まずは第一関門突破だと、胸を撫で下ろす。
話すら出来なかったら、ここから出ることはまだまだ先になってしまう。
永久にだと思わないのは、俺がここにいることはいずれバレると分かっているからだ。
一度ここに監禁されたことを、恭弥が知っている。
俺が全く家に帰っていないとなれば、まっさきに疑うだろう。
そうなれば、いくら彼だからといって隠しきれない。
こんなことをされておいてなんだけど、彼を犯罪者にはしたくないのだ。
早めにここから解放されて、家に帰りたい。
何とか説得しなくては。
俺の気持ちは決まっていた。
俺がいつも使っているのとは別の椅子に座り、彼は前のように俺と視線を合わせようとしなかった。
「ここに来て3日ですけど、騒ぎにはなっていませんか?」
まずは、俺のいない外がどうなっているのか質問する。
「不審に思っているのは、黒咲と灰藤だけだ。
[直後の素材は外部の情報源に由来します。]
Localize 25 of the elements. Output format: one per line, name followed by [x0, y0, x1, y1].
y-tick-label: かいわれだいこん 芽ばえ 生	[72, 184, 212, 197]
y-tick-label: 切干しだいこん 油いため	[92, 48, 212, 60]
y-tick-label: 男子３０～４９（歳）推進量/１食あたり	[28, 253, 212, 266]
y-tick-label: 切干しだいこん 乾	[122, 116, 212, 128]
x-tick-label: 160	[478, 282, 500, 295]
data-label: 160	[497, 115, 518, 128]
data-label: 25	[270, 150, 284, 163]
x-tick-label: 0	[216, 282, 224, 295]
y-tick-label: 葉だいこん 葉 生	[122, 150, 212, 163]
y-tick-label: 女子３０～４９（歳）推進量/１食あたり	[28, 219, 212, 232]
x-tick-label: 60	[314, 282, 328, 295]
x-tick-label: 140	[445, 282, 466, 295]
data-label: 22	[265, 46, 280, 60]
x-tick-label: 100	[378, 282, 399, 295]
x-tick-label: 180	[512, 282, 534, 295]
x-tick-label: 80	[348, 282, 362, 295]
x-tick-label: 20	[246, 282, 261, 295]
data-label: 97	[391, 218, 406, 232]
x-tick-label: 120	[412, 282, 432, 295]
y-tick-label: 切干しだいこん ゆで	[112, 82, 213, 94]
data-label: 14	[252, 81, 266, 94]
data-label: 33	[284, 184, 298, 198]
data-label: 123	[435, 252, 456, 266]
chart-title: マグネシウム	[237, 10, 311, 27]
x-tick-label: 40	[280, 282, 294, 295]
後のみんなはインフルエンザと説明すれば、納得していた」
担任が嘘をついているなんて思う方がおかしいから、その反応は当たり前だ。
しかもインフルエンザと言えば、見舞いに来ることも無い。
「恭弥と蓮君はなんと?」
「…………馬鹿なのに風邪や病気になるはずがない、と」
「恭弥の野郎」
「……あとは、一人暮らしだから心細だろうし看病した方がいいと言っていた」
「……恭弥……馬鹿だと言ってごめん」
「灰藤が」
「恭弥の馬鹿! 蓮君はいい子!」
状況を忘れて、思わずツッコんでしまった。
もう少し真面目に心配して欲しい。